Mrs Gee was one of two women to break through the civic glass ceiling in August 1985, alongside Marie Thornton, who became the Hampden Shire’s first female mayor.
Mrs Thornton told The Standard last week that Mrs Gee was a tireless community worker, both at the council table and on a variety of community boards.
She said Mrs Gee was a strong advocate for keeping rate rises under control and fair representation for farmers.
“Like many people throughout the region, I had great respect for Betty and the way she served her community,” Mrs Thornton said.
“She was a wonderful woman, very capable and applied a practical approach to everything she worked on.
“Betty is one of those people that are the backbone of their community, always modest and never afraid of hard work.”
The former shire presidents spoke to The Standard in 2010 about their trailblazing efforts, with Mrs Gee recounting her meeting with Prince Charles and Princess Diana when the royal couple visited Portland in 1985.
The Prince and Princess of Wales were in the south-west to officially declare Portland as a city. “We were given these sheets of paper with all this royal protocol, what to say, when to say it, and I gave the sheets to my husband the night before we had to meet the royal couple and he was a little perplexed by it all,” Mrs Gee told in her 2010 interview.
“I remember meeting Princess Diana and recall how strikingly, painfully beautiful she was. That was probably my best memory as shire president.”
Mrs Gee was first elected to Portland shire at municipal elections in 1981 and stood unsuccessfully as the National Party candidate in the 1984 general election against Liberal MP David Hawker.

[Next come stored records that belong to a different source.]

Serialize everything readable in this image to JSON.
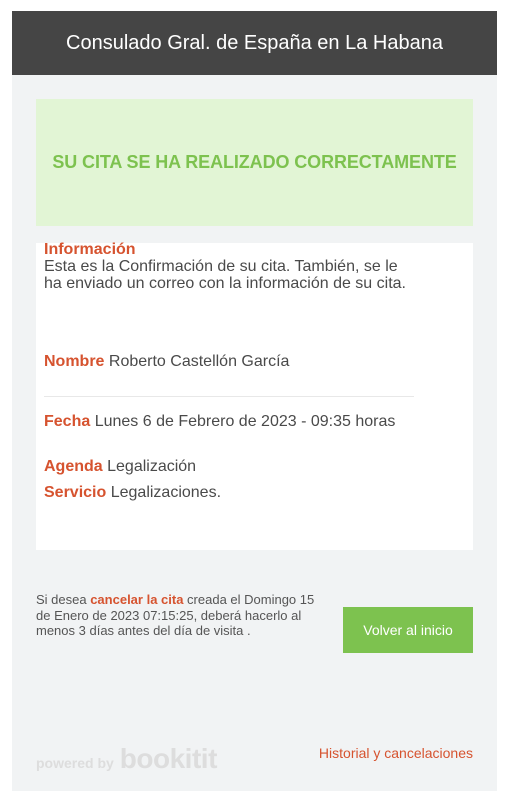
{
  "header": {
    "title": "Consulado Gral. de España en La Habana"
  },
  "success_banner": {
    "message": "SU CITA SE HA REALIZADO CORRECTAMENTE"
  },
  "info": {
    "label": "Información",
    "text": "Esta es la Confirmación de su cita. También, se le ha enviado un correo con la información de su cita."
  },
  "details": {
    "nombre_label": "Nombre",
    "nombre_value": "Roberto Castellón García",
    "fecha_label": "Fecha",
    "fecha_value": "Lunes 6 de Febrero de 2023 - 09:35 horas",
    "agenda_label": "Agenda",
    "agenda_value": "Legalización",
    "servicio_label": "Servicio",
    "servicio_value": "Legalizaciones."
  },
  "cancel": {
    "prefix": "Si desea ",
    "link": "cancelar la cita",
    "suffix": " creada el Domingo 15 de Enero de 2023 07:15:25, deberá hacerlo al menos 3 días antes del día de visita ."
  },
  "button": {
    "label": "Volver al inicio"
  },
  "footer": {
    "powered_by": "powered by",
    "brand": "bookitit",
    "history_link": "Historial y cancelaciones"
  },
  "colors": {
    "header_bg": "#454545",
    "accent_green": "#7dc24f",
    "label_orange": "#d6532f",
    "success_bg": "#e2f5d5"
  }
}
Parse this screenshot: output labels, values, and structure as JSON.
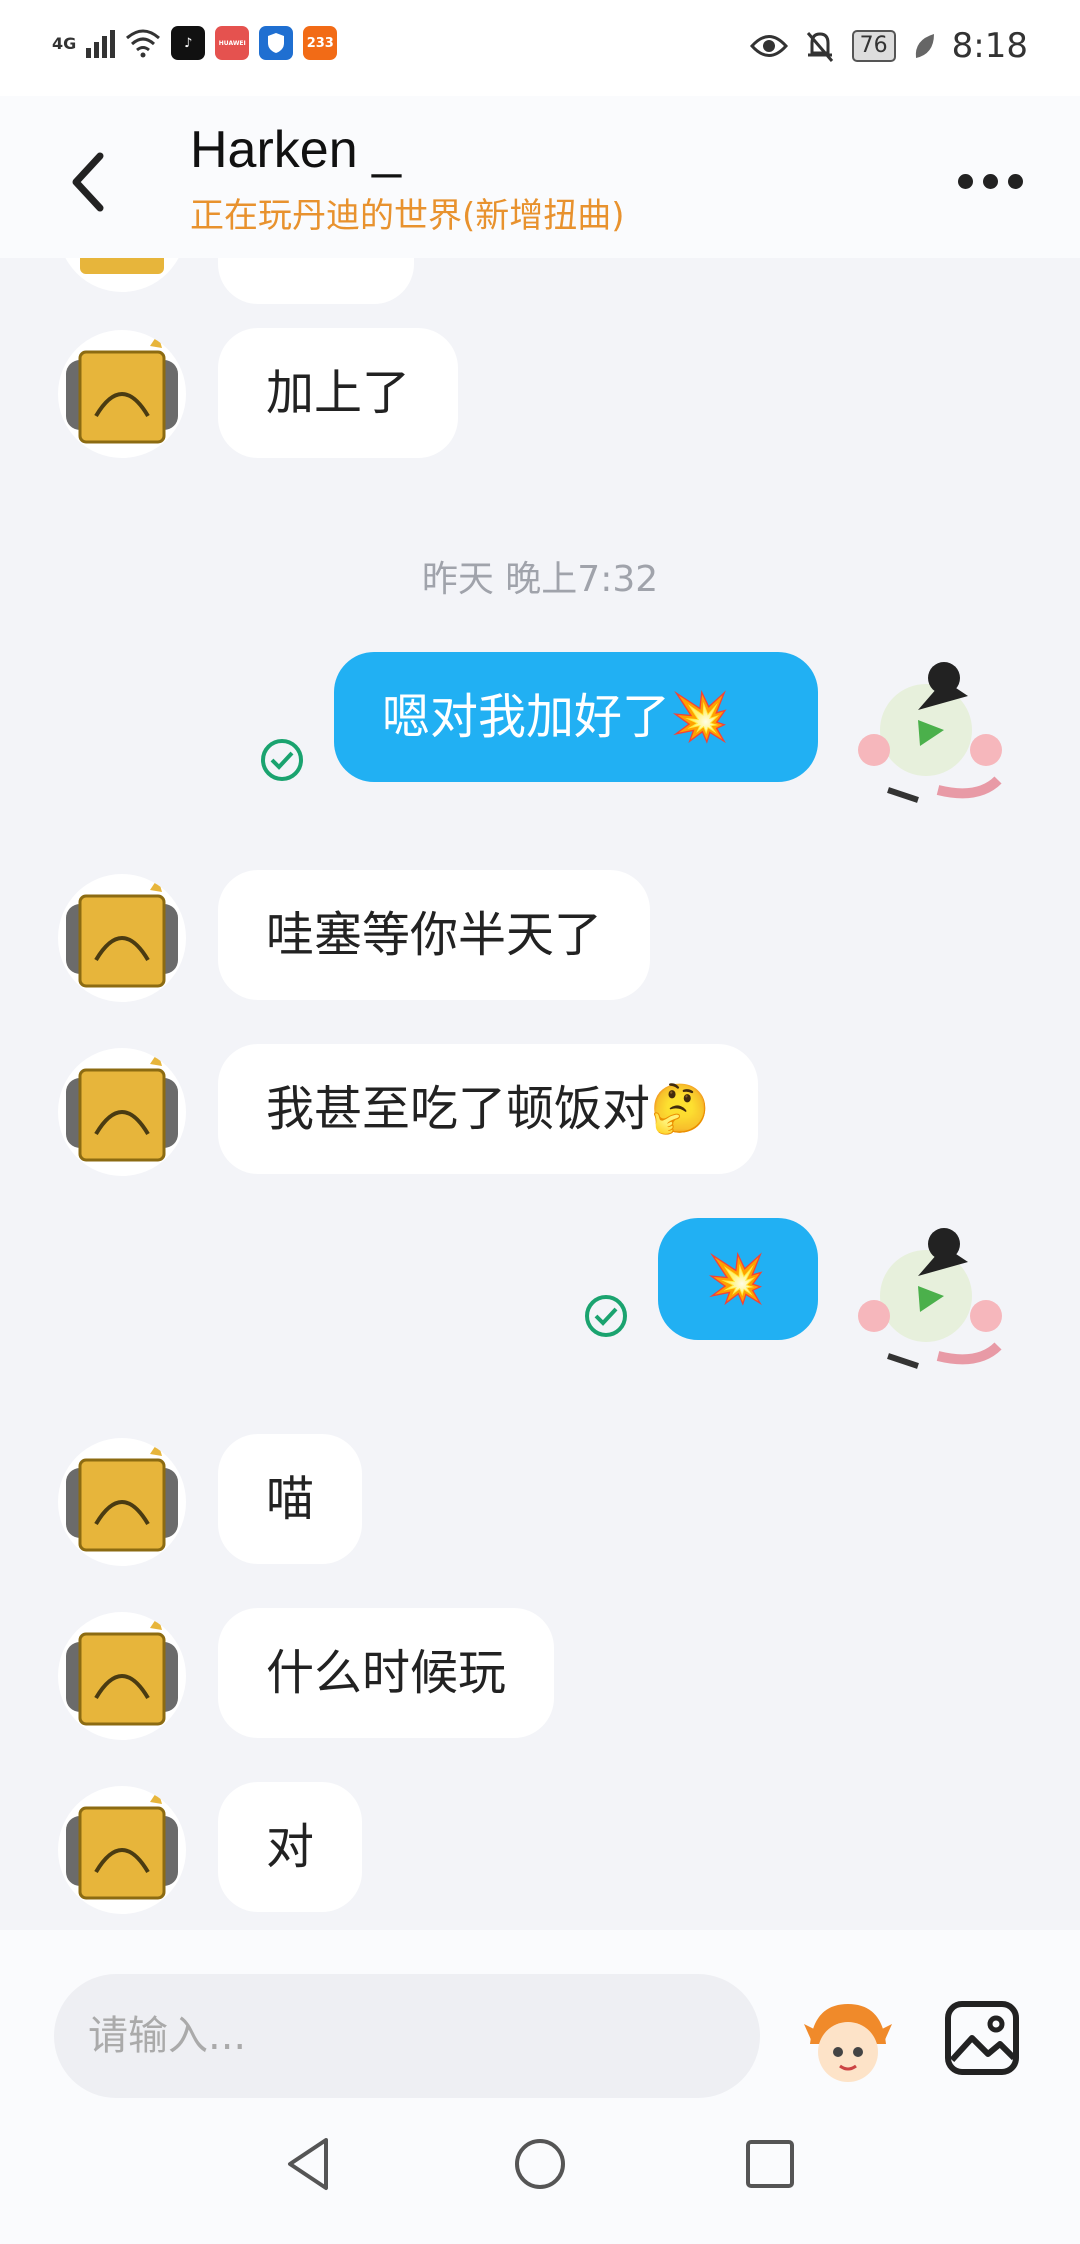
{
  "status_bar": {
    "network": "4G",
    "time": "8:18",
    "battery": "76",
    "apps": [
      {
        "name": "tiktok-icon",
        "label": "♪",
        "color": "#111111"
      },
      {
        "name": "huawei-icon",
        "label": "HUAWEI",
        "color": "#e5524f"
      },
      {
        "name": "shield-app-icon",
        "label": "",
        "color": "#1f6fd1"
      },
      {
        "name": "app-233-icon",
        "label": "233",
        "color": "#f26b16"
      }
    ]
  },
  "header": {
    "title": "Harken _",
    "subtitle": "正在玩丹迪的世界(新增扭曲)"
  },
  "messages": [
    {
      "side": "left",
      "text": "加上了"
    },
    {
      "type": "timestamp",
      "text": "昨天 晚上7:32"
    },
    {
      "side": "right",
      "text": "嗯对我加好了💥",
      "status": "sent"
    },
    {
      "side": "left",
      "text": "哇塞等你半天了"
    },
    {
      "side": "left",
      "text": "我甚至吃了顿饭对🤔"
    },
    {
      "side": "right",
      "text": "💥",
      "status": "sent"
    },
    {
      "side": "left",
      "text": "喵"
    },
    {
      "side": "left",
      "text": "什么时候玩"
    },
    {
      "side": "left",
      "text": "对"
    }
  ],
  "input": {
    "placeholder": "请输入..."
  },
  "colors": {
    "accent": "#21b0f3",
    "subtitle": "#e8922e",
    "check": "#1aa36f"
  }
}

She also served as a board member with Heywood Rural Health and the South West Alliance of Rural Health.
Regarding her role as one of the south-west’s first female mayors, Mrs Gee said she was not “an activist-feminist” but was happy to have played a role in increasing female representation in the region.
Born Elizabeth Valmai Jones in 1936, Betty Gee is survived by her children Roger, Gaynor, Darren and Malcolm, seven grandchildren and one great-grandchild. Her husband Leslie died several years ago.